I do wonder if, given how long ago the “High Level Concepts” piece was written, divisi is a function that has taken the team a lot longer than just the time between 1.2 and 2.0. I mean, for all we know they could have started work on it before they started on Percussion.
It strikes me that Percussion Kit representation may have acted as a slightly-simplified test-bed for an as-yet incomplete Condense function.
Again, this is mere speculation!
And I agree with your assessment. The percussion kit development alone shows the depth of capability. If they can do it now with percussion instruments. I am sure lurking in the back office on a test machine there is the ability to do it with clarinets, etc. I am sure there is a lot more kinks to figure out, like actually printing separate parts without having to change the look from single staff to multi-staff, etc.
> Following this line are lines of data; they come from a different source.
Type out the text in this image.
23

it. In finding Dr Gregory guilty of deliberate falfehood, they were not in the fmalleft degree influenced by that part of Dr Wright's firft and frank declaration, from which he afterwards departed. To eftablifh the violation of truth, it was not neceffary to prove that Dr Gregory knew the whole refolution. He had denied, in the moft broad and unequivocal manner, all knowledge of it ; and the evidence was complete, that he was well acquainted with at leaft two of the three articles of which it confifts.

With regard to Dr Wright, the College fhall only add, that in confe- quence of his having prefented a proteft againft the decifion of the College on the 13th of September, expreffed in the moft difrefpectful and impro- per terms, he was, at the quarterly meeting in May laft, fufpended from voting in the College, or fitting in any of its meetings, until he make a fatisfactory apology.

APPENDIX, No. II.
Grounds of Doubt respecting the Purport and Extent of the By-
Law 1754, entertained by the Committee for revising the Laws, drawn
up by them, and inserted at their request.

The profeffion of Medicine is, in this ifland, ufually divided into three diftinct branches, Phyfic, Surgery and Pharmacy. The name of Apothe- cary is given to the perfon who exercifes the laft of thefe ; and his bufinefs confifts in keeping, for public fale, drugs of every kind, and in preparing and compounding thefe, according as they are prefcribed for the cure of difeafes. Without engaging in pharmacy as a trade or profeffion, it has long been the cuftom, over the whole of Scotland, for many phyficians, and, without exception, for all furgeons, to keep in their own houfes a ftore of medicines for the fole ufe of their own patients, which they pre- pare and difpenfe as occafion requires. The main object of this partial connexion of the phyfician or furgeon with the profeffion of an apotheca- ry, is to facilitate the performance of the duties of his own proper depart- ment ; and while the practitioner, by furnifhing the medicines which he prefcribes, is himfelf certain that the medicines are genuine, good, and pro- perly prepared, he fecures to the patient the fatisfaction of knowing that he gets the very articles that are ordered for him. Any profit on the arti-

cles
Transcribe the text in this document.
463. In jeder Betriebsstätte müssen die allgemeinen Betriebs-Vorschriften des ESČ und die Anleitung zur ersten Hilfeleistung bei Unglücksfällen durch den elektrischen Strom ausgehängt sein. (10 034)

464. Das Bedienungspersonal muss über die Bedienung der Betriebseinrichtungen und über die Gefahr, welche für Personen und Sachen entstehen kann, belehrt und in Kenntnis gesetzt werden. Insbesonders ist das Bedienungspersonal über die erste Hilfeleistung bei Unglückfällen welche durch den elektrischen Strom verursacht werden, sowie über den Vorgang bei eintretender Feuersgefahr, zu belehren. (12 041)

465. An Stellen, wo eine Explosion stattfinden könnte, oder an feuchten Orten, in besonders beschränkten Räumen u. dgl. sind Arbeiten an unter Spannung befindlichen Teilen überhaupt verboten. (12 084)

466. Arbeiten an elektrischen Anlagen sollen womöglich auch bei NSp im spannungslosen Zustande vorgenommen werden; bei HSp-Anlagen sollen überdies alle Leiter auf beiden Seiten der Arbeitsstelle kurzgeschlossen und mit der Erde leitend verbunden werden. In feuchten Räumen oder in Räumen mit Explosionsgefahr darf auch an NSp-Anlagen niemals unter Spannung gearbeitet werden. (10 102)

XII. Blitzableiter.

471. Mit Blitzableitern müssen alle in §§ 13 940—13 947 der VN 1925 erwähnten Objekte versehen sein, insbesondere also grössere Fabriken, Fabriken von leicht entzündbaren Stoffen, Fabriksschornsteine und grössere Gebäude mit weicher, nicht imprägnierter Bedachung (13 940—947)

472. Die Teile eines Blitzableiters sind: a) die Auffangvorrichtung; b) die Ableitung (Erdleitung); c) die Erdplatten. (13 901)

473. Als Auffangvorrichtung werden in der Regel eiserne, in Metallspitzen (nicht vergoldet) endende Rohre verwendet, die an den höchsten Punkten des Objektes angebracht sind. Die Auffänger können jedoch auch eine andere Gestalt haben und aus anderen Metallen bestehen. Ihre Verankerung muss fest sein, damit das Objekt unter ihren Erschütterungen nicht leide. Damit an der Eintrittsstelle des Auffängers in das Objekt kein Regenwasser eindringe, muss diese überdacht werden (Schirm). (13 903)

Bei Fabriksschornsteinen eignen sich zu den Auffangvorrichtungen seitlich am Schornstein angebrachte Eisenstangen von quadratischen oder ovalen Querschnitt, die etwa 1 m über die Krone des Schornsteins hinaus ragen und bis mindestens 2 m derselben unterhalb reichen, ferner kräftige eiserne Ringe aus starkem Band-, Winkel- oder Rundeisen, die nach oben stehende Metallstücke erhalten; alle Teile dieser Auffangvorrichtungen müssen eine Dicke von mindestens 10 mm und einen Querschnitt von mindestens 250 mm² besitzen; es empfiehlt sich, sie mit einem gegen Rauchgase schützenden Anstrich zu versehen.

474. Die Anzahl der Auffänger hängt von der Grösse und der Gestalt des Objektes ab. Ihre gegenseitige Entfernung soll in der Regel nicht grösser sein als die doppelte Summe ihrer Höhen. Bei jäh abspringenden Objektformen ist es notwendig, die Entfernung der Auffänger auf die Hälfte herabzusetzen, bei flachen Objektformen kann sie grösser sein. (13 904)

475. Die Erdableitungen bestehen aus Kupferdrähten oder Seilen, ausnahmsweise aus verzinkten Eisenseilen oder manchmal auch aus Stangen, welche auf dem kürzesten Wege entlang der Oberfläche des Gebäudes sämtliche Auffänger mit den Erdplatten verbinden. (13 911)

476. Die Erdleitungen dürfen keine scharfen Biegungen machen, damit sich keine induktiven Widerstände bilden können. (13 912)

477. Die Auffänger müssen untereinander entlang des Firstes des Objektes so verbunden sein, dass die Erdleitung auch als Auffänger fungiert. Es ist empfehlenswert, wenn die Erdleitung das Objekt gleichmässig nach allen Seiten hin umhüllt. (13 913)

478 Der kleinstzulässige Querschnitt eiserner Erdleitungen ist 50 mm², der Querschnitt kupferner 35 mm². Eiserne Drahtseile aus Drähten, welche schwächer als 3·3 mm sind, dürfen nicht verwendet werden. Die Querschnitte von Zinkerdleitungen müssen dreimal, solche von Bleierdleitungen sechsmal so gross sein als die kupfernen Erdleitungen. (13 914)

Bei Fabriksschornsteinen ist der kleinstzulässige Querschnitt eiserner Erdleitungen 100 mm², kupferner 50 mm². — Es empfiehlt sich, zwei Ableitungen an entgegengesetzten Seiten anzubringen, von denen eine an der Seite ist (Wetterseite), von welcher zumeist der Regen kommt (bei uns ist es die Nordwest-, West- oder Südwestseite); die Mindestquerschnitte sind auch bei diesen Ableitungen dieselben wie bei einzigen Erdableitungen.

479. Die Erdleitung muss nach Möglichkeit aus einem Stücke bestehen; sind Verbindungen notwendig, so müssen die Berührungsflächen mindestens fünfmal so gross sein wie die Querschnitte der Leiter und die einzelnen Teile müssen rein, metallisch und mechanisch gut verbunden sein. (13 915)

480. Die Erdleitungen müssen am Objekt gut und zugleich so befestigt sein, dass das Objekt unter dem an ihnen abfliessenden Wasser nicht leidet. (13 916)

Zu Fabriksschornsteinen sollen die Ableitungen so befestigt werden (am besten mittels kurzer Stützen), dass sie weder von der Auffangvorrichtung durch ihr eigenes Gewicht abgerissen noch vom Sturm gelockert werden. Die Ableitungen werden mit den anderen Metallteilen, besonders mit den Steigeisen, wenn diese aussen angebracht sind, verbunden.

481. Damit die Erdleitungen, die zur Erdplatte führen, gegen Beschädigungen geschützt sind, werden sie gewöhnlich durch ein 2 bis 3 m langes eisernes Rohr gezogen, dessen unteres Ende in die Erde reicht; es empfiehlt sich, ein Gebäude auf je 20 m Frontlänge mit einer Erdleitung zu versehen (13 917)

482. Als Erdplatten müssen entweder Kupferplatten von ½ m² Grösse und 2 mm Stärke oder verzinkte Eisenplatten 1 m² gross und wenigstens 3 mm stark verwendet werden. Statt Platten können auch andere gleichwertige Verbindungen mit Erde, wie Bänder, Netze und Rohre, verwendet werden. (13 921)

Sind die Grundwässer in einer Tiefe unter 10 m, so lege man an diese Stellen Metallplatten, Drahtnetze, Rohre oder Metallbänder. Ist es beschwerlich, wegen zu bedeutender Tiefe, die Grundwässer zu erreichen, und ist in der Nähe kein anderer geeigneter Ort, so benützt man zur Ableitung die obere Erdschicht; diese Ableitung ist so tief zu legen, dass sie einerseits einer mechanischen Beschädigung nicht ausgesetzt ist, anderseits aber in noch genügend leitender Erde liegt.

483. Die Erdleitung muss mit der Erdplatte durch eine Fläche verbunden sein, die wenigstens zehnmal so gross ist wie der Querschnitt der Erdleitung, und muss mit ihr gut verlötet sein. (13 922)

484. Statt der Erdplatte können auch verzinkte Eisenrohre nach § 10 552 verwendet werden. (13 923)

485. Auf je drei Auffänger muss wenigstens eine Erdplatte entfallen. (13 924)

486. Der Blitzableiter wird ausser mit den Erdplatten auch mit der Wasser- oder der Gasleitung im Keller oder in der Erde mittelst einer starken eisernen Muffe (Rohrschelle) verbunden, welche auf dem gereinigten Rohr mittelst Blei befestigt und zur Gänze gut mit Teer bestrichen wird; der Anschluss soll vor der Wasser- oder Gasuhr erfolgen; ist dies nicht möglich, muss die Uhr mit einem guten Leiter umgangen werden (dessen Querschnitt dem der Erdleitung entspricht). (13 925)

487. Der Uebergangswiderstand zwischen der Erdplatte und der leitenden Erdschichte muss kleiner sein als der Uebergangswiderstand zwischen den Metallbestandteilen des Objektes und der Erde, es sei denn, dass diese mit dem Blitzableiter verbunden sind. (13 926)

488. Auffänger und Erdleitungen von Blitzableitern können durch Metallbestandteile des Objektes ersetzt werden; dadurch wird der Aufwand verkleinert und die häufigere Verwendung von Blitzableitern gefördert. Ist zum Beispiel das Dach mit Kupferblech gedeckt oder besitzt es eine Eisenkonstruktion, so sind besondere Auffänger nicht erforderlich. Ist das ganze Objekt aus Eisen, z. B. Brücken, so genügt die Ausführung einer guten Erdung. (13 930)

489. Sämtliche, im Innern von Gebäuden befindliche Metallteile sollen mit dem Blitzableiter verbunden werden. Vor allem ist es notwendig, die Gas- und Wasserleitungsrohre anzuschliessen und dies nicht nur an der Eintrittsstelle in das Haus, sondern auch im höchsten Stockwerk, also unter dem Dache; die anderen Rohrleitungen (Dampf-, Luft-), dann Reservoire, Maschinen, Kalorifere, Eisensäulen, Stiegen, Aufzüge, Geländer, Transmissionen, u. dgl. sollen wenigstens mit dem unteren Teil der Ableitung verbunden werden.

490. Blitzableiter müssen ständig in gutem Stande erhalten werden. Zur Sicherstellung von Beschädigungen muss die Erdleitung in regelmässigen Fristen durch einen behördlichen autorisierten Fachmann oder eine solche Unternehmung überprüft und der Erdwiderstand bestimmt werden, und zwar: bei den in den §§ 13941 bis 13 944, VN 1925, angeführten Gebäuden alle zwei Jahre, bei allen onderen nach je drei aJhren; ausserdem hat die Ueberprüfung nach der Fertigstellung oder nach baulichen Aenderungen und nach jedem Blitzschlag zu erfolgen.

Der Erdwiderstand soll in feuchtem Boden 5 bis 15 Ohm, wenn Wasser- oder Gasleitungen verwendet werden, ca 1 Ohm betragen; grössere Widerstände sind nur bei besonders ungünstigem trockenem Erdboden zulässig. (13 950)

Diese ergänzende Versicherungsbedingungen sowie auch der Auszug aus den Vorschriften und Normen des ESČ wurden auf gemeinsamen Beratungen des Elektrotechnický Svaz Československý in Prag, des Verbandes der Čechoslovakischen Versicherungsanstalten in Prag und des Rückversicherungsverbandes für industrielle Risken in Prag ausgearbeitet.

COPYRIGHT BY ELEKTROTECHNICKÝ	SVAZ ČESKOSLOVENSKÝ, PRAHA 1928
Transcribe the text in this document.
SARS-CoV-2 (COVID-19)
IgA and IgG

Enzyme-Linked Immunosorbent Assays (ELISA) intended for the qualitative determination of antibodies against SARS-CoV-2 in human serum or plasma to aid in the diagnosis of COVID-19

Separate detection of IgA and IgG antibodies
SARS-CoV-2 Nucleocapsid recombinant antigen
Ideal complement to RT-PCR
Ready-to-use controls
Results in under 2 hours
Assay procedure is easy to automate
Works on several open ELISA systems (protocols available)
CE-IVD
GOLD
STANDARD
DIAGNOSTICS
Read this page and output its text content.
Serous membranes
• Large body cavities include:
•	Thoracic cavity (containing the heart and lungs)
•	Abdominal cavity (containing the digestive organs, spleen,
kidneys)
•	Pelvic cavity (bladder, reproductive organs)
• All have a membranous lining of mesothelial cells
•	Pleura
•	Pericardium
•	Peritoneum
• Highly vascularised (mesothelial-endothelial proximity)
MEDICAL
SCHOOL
And like you, I am sure a lot of this was worked on before the Dorico 1.0 probably hit the market. I believe from all the blogs I read that Dorico had an extensive ground-work laid. And I believe this ground work is allowing for these “ungodly” speeds in the release of new functionality.
Again, I know NOTHING of what I speak. I am merely a fan and user of the software.
I love and am grateful for all of you users, and I respect your right to your opinions about everything to do with Dorico, but whenever I see people describing condensing as a basic feature and beating Dorico up for not having it, I can’t help but get a bit irked by it. No other software has ever satisfactorily solved this problem (Finale users who consider the partial solution in that software satisfactory, I’m glad you find it so, but it’s incomplete at best), so why is it that all other software gets the benefit of the doubt and Dorico gets a kicking for not having this “basic” feature that no other software has? It’s a bit unfair, isn’t it?
And to be clear: we have no plans to release another major paid update to Dorico this year.
I hope that in no way did you feel I was beating up Dorico for not having it.
I was merely expressing a thought, from the outside looking in, that it might be sooner rather than later for such functionality to exist.
If my opinions/thoughts offended you, please accept my sincerest apology.
No, Robby, I wasn’t at all referring to you.